UK Landmark Generational Smoking Ban Tabled In Parliament

The UK’s GEG has been introduced in Parliament, with the Tobacco and Vapes Bill banning the sale of cigarettes to anyone born from 2009. Vape flavours and packaging will also be restricted. The bill is expected to pass later this year with Labour support.

LONDON, March 21 — A proposed generational smoking ban in the United Kingdom has started its legislative journey, after the Tobacco and Vapes Bill was introduced in the UK Parliament yesterday.

The bill proposes to ban cigarette sales to anyone born from 2009, or anyone turning 15 this year or younger; a date for parliamentary debate on the bill has yet to be announced.

Under the landmark legislation on the smoking generational end game (GEG), the legal age at which people can buy cigarettes rises by one year every year, so that teens born from 2009 can never be legally sold tobacco products.

“If we want to build a better future for our children we need to tackle the single biggest entirely preventable cause of ill health, disability and death: smoking,” UK Prime Minister Rishi Sunak said in a statement yesterday.

“That is why, alongside new measures to curb the alarming rise in youth vaping, we are delivering on our commitment to create a smoke-free generation and stop our kids from getting hooked on harmful cigarettes and other nicotine products.

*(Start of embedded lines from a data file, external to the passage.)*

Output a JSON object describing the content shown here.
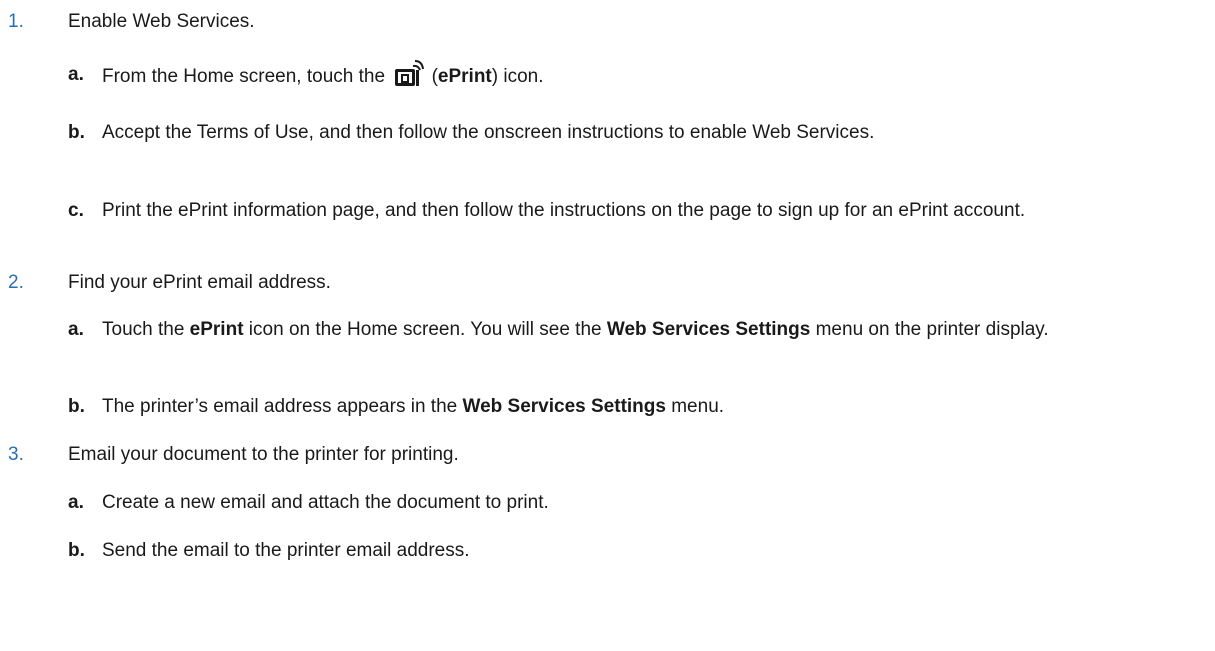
{
  "steps": [
    {
      "number": "1.",
      "text": "Enable Web Services.",
      "subs": [
        {
          "letter": "a.",
          "pre": "From the Home screen, touch the",
          "icon": "eprint-icon",
          "mid_open": " (",
          "bold": "ePrint",
          "post": ") icon."
        },
        {
          "letter": "b.",
          "text": "Accept the Terms of Use, and then follow the onscreen instructions to enable Web Services."
        },
        {
          "letter": "c.",
          "text": "Print the ePrint information page, and then follow the instructions on the page to sign up for an ePrint account."
        }
      ]
    },
    {
      "number": "2.",
      "text": "Find your ePrint email address.",
      "subs": [
        {
          "letter": "a.",
          "pre": "Touch the ",
          "bold1": "ePrint",
          "mid": " icon on the Home screen. You will see the ",
          "bold2": "Web Services Settings",
          "post": " menu on the printer display."
        },
        {
          "letter": "b.",
          "pre": "The printer’s email address appears in the ",
          "bold": "Web Services Settings",
          "post": " menu."
        }
      ]
    },
    {
      "number": "3.",
      "text": "Email your document to the printer for printing.",
      "subs": [
        {
          "letter": "a.",
          "text": "Create a new email and attach the document to print."
        },
        {
          "letter": "b.",
          "text": "Send the email to the printer email address."
        }
      ]
    }
  ],
  "colors": {
    "step_number": "#2a6fb3",
    "text": "#1a1a1a"
  }
}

“This important change will save thousands of lives and billions of pounds for our NHS, freeing up new resources that can be spent to improve outcomes for patients right across the UK.”

Additionally, the Tobacco and Vapes Bill provides new powers to restrict vape flavours and packaging, and changes how vapes are displayed in shops to protect children.

Retailers will also face £100 (RM602) on-the-spot fines issued by council officers for underage sales of tobacco and vapes. The bill also prohibits retailers from handing out free vape samples to under-18s.

England Chief Medical Officer Prof Chris Whitty pointed out that smoking causes harm across one’s life course, including stillbirth, asthma, heart disease, chronic obstructive pulmonary disease, 15 different types of cancer, stroke, and dementia.

“If passed, this will be a major public health measure which will reduce illness, disability and premature deaths for children today and future generations,” Whitty said in a statement.

BBC reported that Conservative MPs would get a free vote, with some expected to reject the government bill. Former UK prime ministers – Liz Truss and Boris Johnson, both from the Conservative Party – have opposed the generational smoking ban, describing it as an infringement on personal freedoms.

However, the bill is “almost certain” to become law later this year, due to Labour support for the ban.